I feel that without including families and communities, you are stopping instruction the moment the bell rings. Students spend a huge part of their lives in school, and because of that the majority of habits are formed in the classroom. If you want students to continue with those habits and build their skills at home, you need to include the at-home piece in the classroom. In this last practicum that was seen through frequent parent meetings, parent emails, messages in the planners and agreements that 15 minutes of math and reading would happen every night when the students got home.

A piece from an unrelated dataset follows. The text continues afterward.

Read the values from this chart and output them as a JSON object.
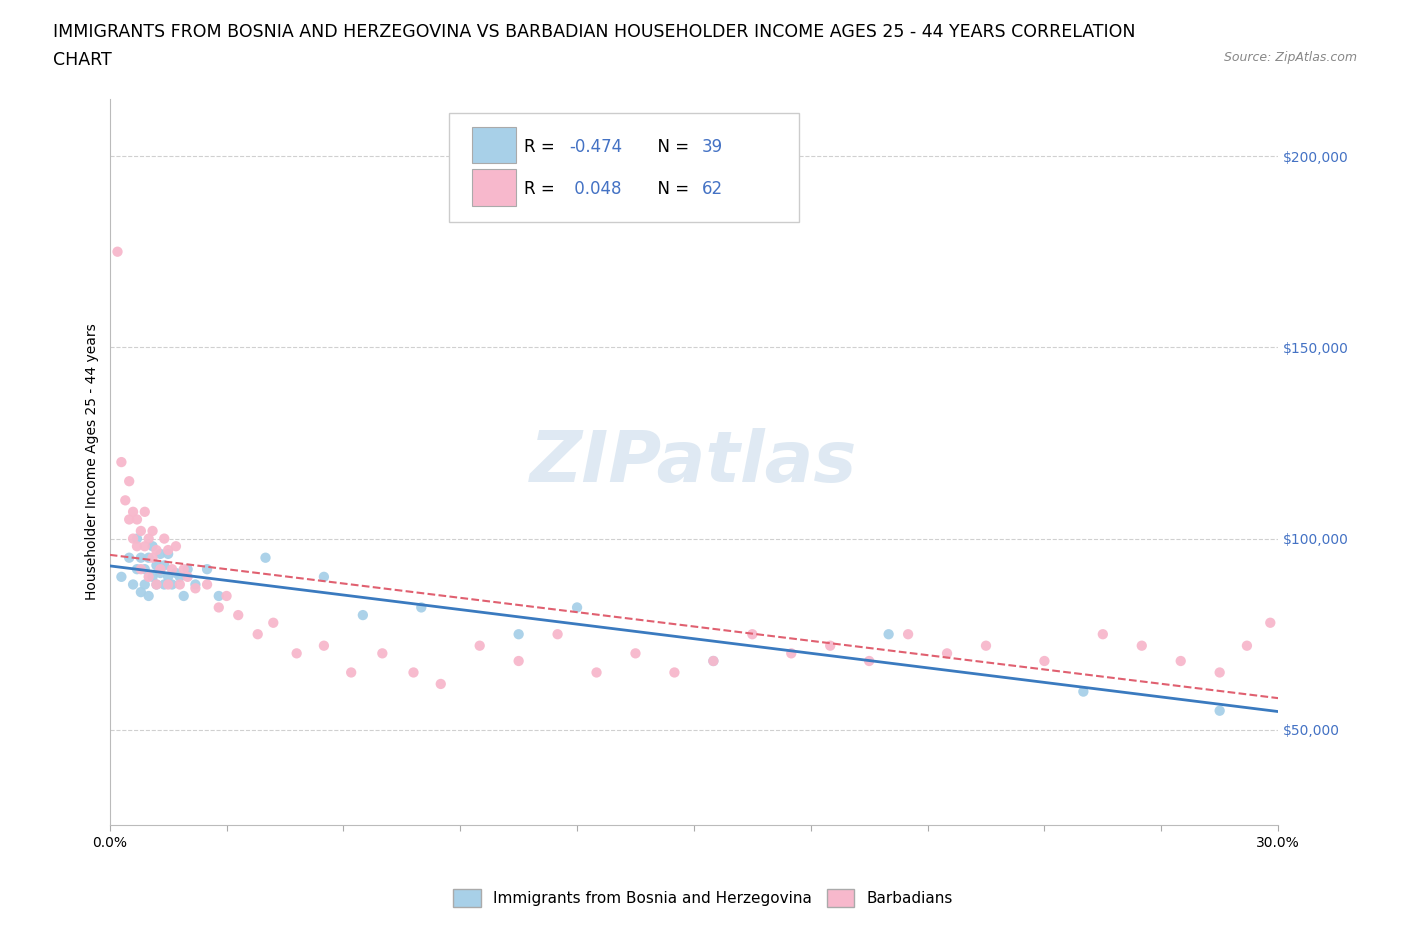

The outcome of this strong sense of teamwork was when students had problems or things got strange, the parents would walk into the classroom and say ‘Help, I don’t know what is going wrong.’ We could then sit down, take a few breaths and say ‘OK here is where we will start.’ This worked both ways and allowed for everyone to be supported and feel safe working through life’s trials.

When I think of community involvement, I think of a moment when the girl’s volleyball team began falling apart. There was theft and cruel words. Half the team was ready to quit and the other half was ready to throw them out. I knew that this needed to be dealt with. The students who had little desire to be part of volleyball were now being affected and wanted it to STOP! I reached out to a contact from the Canadian Paralympic Volleyball team and asked him to speak to the class. The kids were able to talk to a professional first-hand about what it means to be a team, and how the actions that were currently taking place were counterproductive and just making them into worse players. The whole class was able to take the conversation and think about how they can be better team players in the classroom and in life.

Without those outside of the classroom, the students would be forced into a very narrow view of the world which would be my own. If you allow it, the classroom becomes a very isolating place.